No que diz respeito ao risco de fraudes on-line, por exemplo, pelo menos 33% dos brasileiros já admitiram terem sido vítimas de  fraudes eletrônicas  em cartões de crédito e débito, segundo a pesquisa da ACI Worldwide. 

Benefícios para o varejista 

Mas do outro lado do balcão está o lojista, que pode aproveitar essa mudança de perfil do consumidor para vender mais na Black Friday 2021. 
 
Portanto, a migração pode trazer benefícios, como o aumento do faturamento e o maior alcance da sua marca, com a ampliação do seu público em potencial para outras regiões e estados.
 
Nesse sentido, o comerciante pode escolher entre dois caminhos: abrir sua  própria loja virtual , com investimento em site e marketing digital, ou aderir ao marketplace, seguindo as regras das principais redes, como Magalu e Americanas.  
 
Independentemente da escolha, segundo especialistas, é importante que esse comerciante adote uma experiência omnichannel para o seu cliente. Ou seja, proporcionar a ele a mesma experiência de compra no on-line e no off-line. 
 
Há a possibilidade de, inclusive, aumentar as vendas com essa experiência. Pesquisas indicam que os consumidores tendem a gastar 4% a mais, na loja física, e 10% a mais, na loja on-ine, quando os dois canais estão integrados. 
 
Além disso, outra dica importante é facilitar o pagamento das compras por links ou pelo Auxílio Emergencial, já que o benefício foi estendido até dezembro. 
 
Marketplaces, como o Mercado Livre, já disponibilizam a integração com o Caixa Tem para que o cliente pague as contas usando o Auxílio Emergencial. 
 
Lojistas que já utilizam o WhatsApp Business como meio de relacionamento com o cliente também podem se valer do aplicativo para o recebimento de pagamentos por meio de links. Uma pesquisa da Dunnhumby, por exemplo, mostra que o percentual de usuários que fizeram transações pelo WhatsApp cresceu 31%.
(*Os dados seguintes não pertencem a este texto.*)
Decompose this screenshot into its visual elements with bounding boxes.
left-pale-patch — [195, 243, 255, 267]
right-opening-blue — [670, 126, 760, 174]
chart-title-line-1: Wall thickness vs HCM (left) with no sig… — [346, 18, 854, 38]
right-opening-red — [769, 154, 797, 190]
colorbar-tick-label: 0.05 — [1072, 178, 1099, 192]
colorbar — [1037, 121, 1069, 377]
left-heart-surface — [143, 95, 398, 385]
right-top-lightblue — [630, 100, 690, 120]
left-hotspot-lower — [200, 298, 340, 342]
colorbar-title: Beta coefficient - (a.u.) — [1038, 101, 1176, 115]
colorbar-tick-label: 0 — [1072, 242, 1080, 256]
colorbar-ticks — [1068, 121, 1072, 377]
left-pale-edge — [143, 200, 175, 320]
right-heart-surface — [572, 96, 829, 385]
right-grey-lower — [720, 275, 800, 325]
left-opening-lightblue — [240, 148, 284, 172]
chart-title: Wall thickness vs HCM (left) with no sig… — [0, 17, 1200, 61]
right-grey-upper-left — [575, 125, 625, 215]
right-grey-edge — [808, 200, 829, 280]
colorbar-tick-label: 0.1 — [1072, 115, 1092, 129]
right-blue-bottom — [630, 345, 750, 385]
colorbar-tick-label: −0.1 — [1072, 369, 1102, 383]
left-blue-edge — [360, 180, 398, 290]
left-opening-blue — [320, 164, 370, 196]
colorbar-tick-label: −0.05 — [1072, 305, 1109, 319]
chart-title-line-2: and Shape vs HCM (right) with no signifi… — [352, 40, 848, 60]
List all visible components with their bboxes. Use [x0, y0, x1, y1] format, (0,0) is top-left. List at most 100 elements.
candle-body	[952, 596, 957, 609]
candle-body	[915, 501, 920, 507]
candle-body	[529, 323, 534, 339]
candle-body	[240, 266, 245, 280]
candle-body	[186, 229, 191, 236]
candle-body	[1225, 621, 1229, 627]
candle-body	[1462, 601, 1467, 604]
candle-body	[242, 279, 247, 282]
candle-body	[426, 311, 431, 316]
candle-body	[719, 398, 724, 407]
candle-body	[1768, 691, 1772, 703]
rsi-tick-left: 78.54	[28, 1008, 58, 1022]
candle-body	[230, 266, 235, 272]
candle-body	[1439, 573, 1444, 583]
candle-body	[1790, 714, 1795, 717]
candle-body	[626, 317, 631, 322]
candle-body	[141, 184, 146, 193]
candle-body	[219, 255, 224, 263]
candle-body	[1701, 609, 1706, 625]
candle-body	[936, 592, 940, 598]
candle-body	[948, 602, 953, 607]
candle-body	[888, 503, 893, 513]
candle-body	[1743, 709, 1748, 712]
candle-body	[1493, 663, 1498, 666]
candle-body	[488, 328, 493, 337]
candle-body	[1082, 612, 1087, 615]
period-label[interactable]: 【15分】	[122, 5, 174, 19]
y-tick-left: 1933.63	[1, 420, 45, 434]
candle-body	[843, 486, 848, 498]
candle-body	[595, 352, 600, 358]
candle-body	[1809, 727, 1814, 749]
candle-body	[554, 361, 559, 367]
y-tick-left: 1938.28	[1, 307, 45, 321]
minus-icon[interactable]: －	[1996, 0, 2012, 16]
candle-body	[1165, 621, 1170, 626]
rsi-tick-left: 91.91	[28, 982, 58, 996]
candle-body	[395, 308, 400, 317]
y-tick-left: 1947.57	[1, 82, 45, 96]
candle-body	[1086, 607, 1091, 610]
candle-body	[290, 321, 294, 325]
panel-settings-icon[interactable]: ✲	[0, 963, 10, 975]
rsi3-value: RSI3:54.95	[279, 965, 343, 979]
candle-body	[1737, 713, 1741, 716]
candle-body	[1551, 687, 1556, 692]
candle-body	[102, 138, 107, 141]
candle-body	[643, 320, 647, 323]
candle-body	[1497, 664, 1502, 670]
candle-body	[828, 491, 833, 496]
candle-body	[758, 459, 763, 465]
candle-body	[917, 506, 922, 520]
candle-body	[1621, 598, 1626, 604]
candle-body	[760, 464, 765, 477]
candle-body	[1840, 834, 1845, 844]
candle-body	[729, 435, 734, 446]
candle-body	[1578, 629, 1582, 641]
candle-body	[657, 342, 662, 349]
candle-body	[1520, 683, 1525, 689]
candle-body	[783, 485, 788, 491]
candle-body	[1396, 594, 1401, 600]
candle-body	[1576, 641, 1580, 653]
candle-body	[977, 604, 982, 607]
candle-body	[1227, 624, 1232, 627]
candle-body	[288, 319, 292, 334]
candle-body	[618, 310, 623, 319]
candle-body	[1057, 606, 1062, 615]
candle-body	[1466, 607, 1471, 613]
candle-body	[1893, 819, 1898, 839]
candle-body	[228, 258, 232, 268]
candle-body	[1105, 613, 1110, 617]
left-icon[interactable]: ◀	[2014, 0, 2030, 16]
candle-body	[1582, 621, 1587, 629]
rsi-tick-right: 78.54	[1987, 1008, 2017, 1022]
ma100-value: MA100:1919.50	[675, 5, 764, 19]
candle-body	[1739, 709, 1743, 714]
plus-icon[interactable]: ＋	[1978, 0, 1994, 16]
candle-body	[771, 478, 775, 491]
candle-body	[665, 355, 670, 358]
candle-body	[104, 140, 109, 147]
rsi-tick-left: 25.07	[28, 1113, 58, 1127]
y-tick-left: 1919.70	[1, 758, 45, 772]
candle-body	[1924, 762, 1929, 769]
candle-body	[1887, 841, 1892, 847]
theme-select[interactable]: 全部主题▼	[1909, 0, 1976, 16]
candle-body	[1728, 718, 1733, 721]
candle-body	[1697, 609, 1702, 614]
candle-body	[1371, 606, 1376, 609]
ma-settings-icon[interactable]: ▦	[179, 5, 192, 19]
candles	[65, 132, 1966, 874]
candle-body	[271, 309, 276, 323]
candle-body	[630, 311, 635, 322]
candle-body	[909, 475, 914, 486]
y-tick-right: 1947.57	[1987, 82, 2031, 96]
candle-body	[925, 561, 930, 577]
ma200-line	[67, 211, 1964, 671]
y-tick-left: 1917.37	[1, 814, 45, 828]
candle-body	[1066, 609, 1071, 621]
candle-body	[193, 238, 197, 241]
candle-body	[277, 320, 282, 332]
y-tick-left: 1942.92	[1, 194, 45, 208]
Google Shopping: mais variedade para o consumidor 

Uma novidade trazida pelo Google deve aumentar as vendas na loja on-line. A partir da segunda quinzena deste mês de outubro, os lojistas poderão anunciar seus produtos gratuitamente na aba do Google Shopping. Com isso, os empresários ganham um canal a mais de divulgação dos seus produtos on-line, e os consumidores têm acesso a uma maior variedade de itens e lojas nas pesquisas. 
 
Antes da mudança, os comerciantes tinham que fazer o upload das informações na Merchant Center e ainda anunciar no Google Ads, que é a plataforma de anúncios do Google. Mas agora os e-commerces poderão anunciar gratuitamente no Google Shopping. Basta buscar informações na área de suporte. 

O Google também confirmou o que outras empresas já haviam verificado: o volume de buscas na categoria de varejo subiu no pico da pandemia, superando as pesquisas da Black Friday de 2019. 
 
Para exemplificar, 72% das buscas das macro categorias de varejo ocorreram na Black Friday de 2019. Mas no período entre 26 de agosto e 22 de setembro, 19 das 29 categorias analisadas pelo Google já foram mais buscadas que na edição de 2019. Na prática, é como se a Black Friday tivesse sido antecipada naturalmente pelo consumidor brasileiro devido à pandemia.